For the summer of 2024, a three-week measuring campaign on two research vessels in the North Sea near Helgoland is planned, with the participation of all the project partners. During this campaign the team will test innovative optical methods for measuring short-term changes in biological, chemical and physical conditions in the boundary layer. For various types of measurements, and to take samples from the sea surface, the researchers will use the ICBM’s new autonomous research catamaran, as well as small drifting buoys. They will then analyse the samples using various methods to determine, among other things, what species, organic substances and numbers of cells are present in the seawater.

In addition, the project partners plan to cultivate various microbes that are typically found in the surface layer and then investigate which substances these organisms secrete. For further experiments, the mesocosms will be filled with water from the North Sea, into which blooms of various microalgae will be triggered.
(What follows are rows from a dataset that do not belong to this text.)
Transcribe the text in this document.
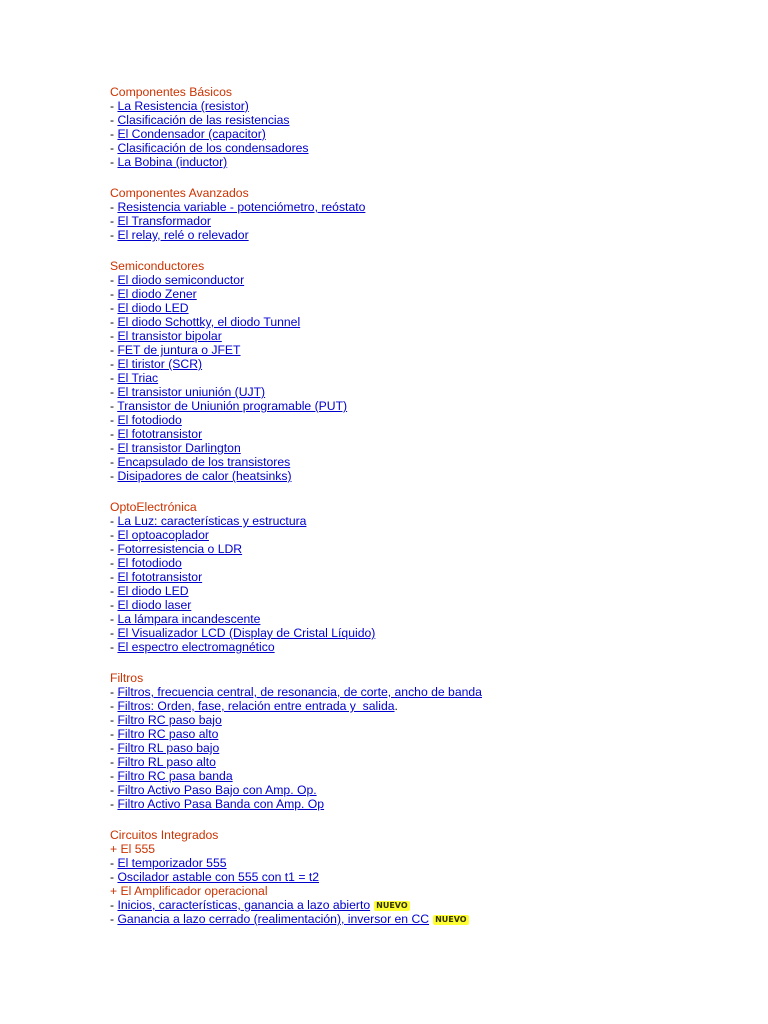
Componentes Básicos
- La Resistencia (resistor)
- Clasificación de las resistencias
- El Condensador (capacitor)
- Clasificación de los condensadores
- La Bobina (inductor)
Componentes Avanzados
- Resistencia variable - potenciómetro, reóstato
- El Transformador
- El relay, relé o relevador
Semiconductores
- El diodo semiconductor
- El diodo Zener
- El diodo LED
- El diodo Schottky, el diodo Tunnel
- El transistor bipolar
- FET de juntura o JFET
- El tiristor (SCR)
- El Triac
- El transistor uniunión (UJT)
- Transistor de Uniunión programable (PUT)
- El fotodiodo
- El fototransistor
- El transistor Darlington
- Encapsulado de los transistores
- Disipadores de calor (heatsinks)
OptoElectrónica
- La Luz: características y estructura
- El optoacoplador
- Fotorresistencia o LDR
- El fotodiodo
- El fototransistor
- El diodo LED
- El diodo laser
- La lámpara incandescente
- El Visualizador LCD (Display de Cristal Líquido)
- El espectro electromagnético
Filtros
- Filtros, frecuencia central, de resonancia, de corte, ancho de banda
- Filtros: Orden, fase, relación entre entrada y  salida.
- Filtro RC paso bajo
- Filtro RC paso alto
- Filtro RL paso bajo
- Filtro RL paso alto
- Filtro RC pasa banda
- Filtro Activo Paso Bajo con Amp. Op.
- Filtro Activo Pasa Banda con Amp. Op
Circuitos Integrados
+ El 555
- El temporizador 555
- Oscilador astable con 555 con t1 = t2
+ El Amplificador operacional
- Inicios, características, ganancia a lazo abierto NUEVO
- Ganancia a lazo cerrado (realimentación), inversor en CC NUEVO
The team will then investigate which substances accumulate in the surface layer and develop models to predict these accumulations.

In other sub-projects, the scientists will take a closer look at the chemical reactions in the boundary layer and the influence of sunlight, as well as the exchange of energy and trace gases between the atmosphere and the ocean. Another team of researchers will investigate what role small-scale churning movements triggered by variations in density play in the transport of organic substances and gases between the sea surface and deeper water layers.